It depends on how important this problem is. Is this part of his nature, something you (and maybe he) both want to change? Or is this something YOU want HIM to change, yet he doesn't see that change as being important enough to engage him in correcting the behavior? Or is this something that he does without thinking, possibly because whatever this is has never been important to him in the past, and he just can't seem to ramp up his attention to it even though he knows it bothers you?
Lots of possibilities here, and they all depend on how you and he each perceive the behavior. When you get right down to it, perhaps it's more a matter of "This may not be that important to YOU, but it's unbelievably important to ME. If you really care for me, you'll make every effort to change this behavior. Will you do this FOR ME? Will you allow me to 'be a nag' about this with you simply because you love me and want to make me happy?" That would pretty much lay it out there for him.

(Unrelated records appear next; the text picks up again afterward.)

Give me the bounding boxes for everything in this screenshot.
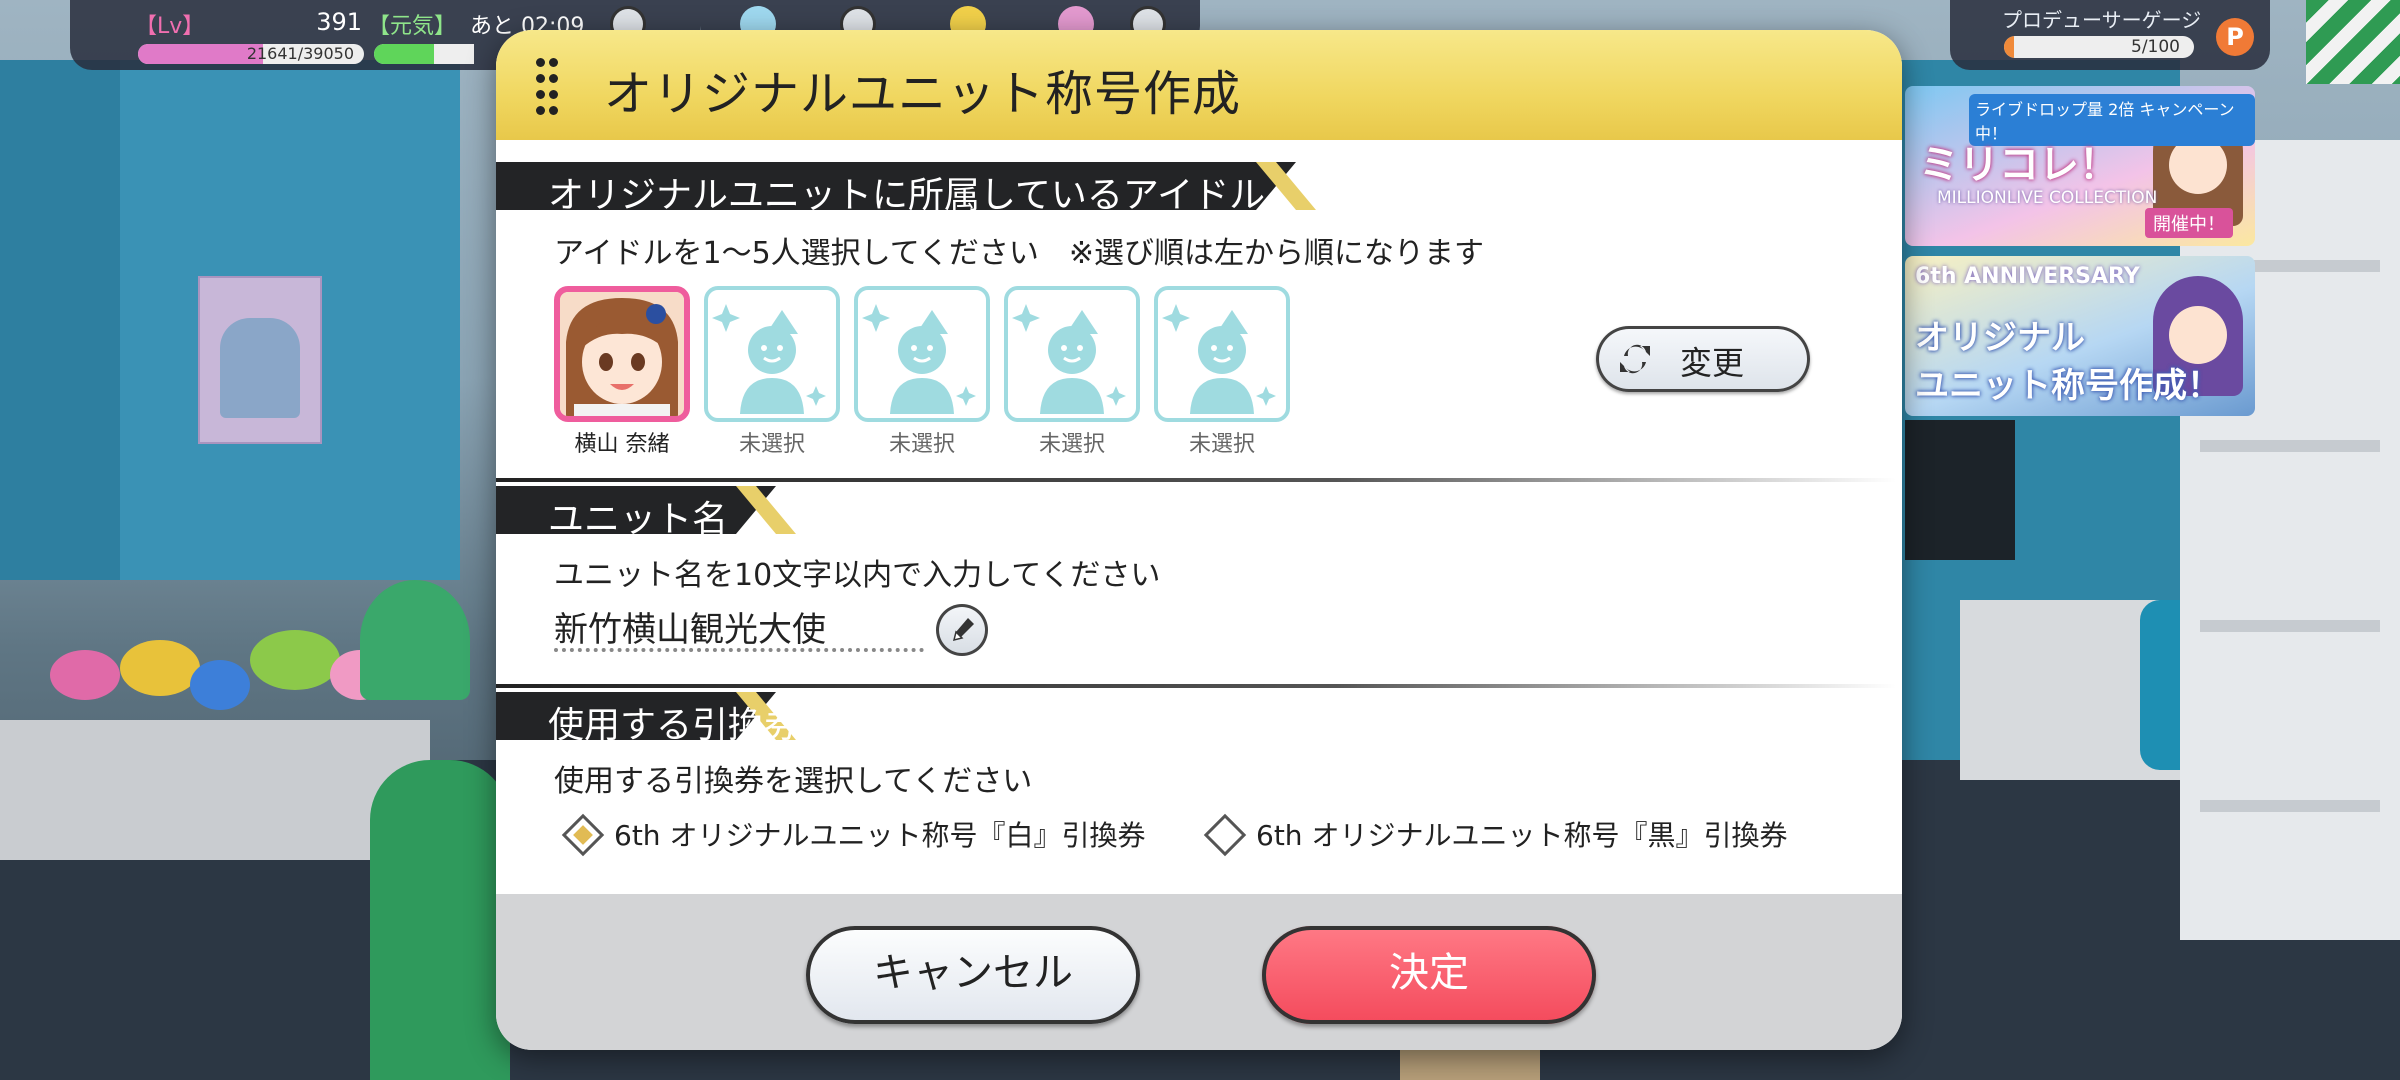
unit-name-hint: ユニット名を10文字以内で入力してください	[554, 558, 1161, 593]
xp-text: 21641/39050	[246, 44, 354, 63]
slot-label-3: 未選択	[888, 432, 955, 457]
radio-selected-icon	[561, 813, 605, 857]
radio-unselected-icon	[1203, 813, 1247, 857]
idol-slot-3[interactable]	[854, 286, 990, 422]
producer-gauge-label: プロデューサーゲージ	[2002, 8, 2202, 32]
event-banner-unit-title[interactable]: 6th ANNIVERSARY オリジナル ユニット称号作成！	[1905, 256, 2255, 416]
ticket-option-black[interactable]: 6th オリジナルユニット称号『黒』引換券	[1203, 812, 1830, 857]
computer	[1905, 420, 2015, 560]
producer-gauge-bar: 5/100	[2004, 36, 2194, 58]
idol-hint: アイドルを1～5人選択してください ※選び順は左から順になります	[554, 236, 1485, 271]
banner-subtitle: MILLIONLIVE COLLECTION	[1937, 188, 2158, 208]
section-title: ユニット名	[548, 499, 729, 540]
desk-toys	[40, 610, 400, 720]
chair	[360, 580, 470, 700]
slot-label-2: 未選択	[738, 432, 805, 457]
dialog-header: オリジナルユニット称号作成	[496, 30, 1902, 140]
ticket-hint: 使用する引換券を選択してください	[554, 764, 1033, 799]
ticket-label: 6th オリジナルユニット称号『黒』引換券	[1256, 819, 1788, 852]
drag-handle-icon	[536, 58, 560, 115]
edit-name-button[interactable]	[936, 604, 988, 656]
stamina-label: 【元気】	[368, 14, 457, 39]
slot-label-5: 未選択	[1188, 432, 1255, 457]
unit-name-field[interactable]: 新竹横山観光大使	[554, 602, 924, 652]
change-idols-button[interactable]: 変更	[1596, 326, 1810, 392]
idol-slot-5[interactable]	[1154, 286, 1290, 422]
banner-line2: ユニット称号作成！	[1915, 366, 2221, 406]
cancel-button[interactable]: キャンセル	[806, 926, 1140, 1024]
idol-nao-portrait	[560, 292, 684, 416]
idol-slot-2[interactable]	[704, 286, 840, 422]
level-value: 391	[316, 8, 362, 36]
slot-label-4: 未選択	[1038, 432, 1105, 457]
stamina-bar	[374, 44, 474, 64]
ticket-option-white[interactable]: 6th オリジナルユニット称号『白』引換券	[561, 812, 1168, 857]
xp-bar: 21641/39050	[138, 44, 364, 64]
producer-gauge-text: 5/100	[2131, 37, 2180, 57]
banner-status-tag: 開催中！	[2145, 208, 2233, 238]
menu-stripe	[2306, 0, 2400, 84]
chair	[370, 760, 510, 1080]
empty-idol-icon	[712, 304, 826, 414]
pencil-icon	[952, 618, 974, 642]
banner-line1: オリジナル	[1915, 318, 2085, 358]
banner-title: ミリコレ！	[1919, 142, 2119, 188]
level-label: 【Lv】	[135, 14, 205, 39]
idol-slot-4[interactable]	[1004, 286, 1140, 422]
confirm-button[interactable]: 決定	[1262, 926, 1596, 1024]
divider	[496, 684, 1896, 688]
unit-title-dialog: オリジナルユニット称号作成 オリジナルユニットに所属しているアイドル アイドルを…	[496, 30, 1902, 1050]
banner-anniversary: 6th ANNIVERSARY	[1915, 264, 2140, 289]
empty-idol-icon	[1162, 304, 1276, 414]
empty-idol-icon	[862, 304, 976, 414]
event-banner-milicolle[interactable]: ライブドロップ量 2倍 キャンペーン中！ ミリコレ！ MILLIONLIVE C…	[1905, 86, 2255, 246]
producer-p-icon[interactable]: P	[2216, 18, 2254, 56]
empty-idol-icon	[1012, 304, 1126, 414]
stamina-bar-fill	[374, 44, 434, 64]
swap-arrows-icon	[1620, 344, 1650, 374]
desk	[0, 720, 430, 860]
dialog-footer	[496, 894, 1902, 1050]
ticket-label: 6th オリジナルユニット称号『白』引換券	[614, 819, 1146, 852]
change-button-label: 変更	[1680, 344, 1745, 382]
wall-poster	[198, 276, 322, 444]
slot-label-1: 横山 奈緒	[574, 432, 670, 457]
section-title: オリジナルユニットに所属しているアイドル	[548, 175, 1266, 216]
section-title: 使用する引換券	[548, 705, 801, 746]
dialog-title: オリジナルユニット称号作成	[604, 66, 1242, 122]
idol-slot-1[interactable]	[554, 286, 690, 422]
divider	[496, 478, 1896, 482]
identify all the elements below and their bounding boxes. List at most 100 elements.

You would be making it a "deal breaker" issue, and if he won't allow it to be important for HIM, then the relationship may be on a quick spiral downwards. On the other hand, if he WON'T see how it's important to you or MAKE it important to him, then the relationship may well spiral downwards anyway--it would just take longer.
If it really is NOT a big thing, but you just can't stand it any more, then maybe leaving notes around the house to remind him will help. Tough call from this distance, not knowing more than we know.
Best wishes in this, BMind. You deserve the very best, and I sincerely hope he believes that as well.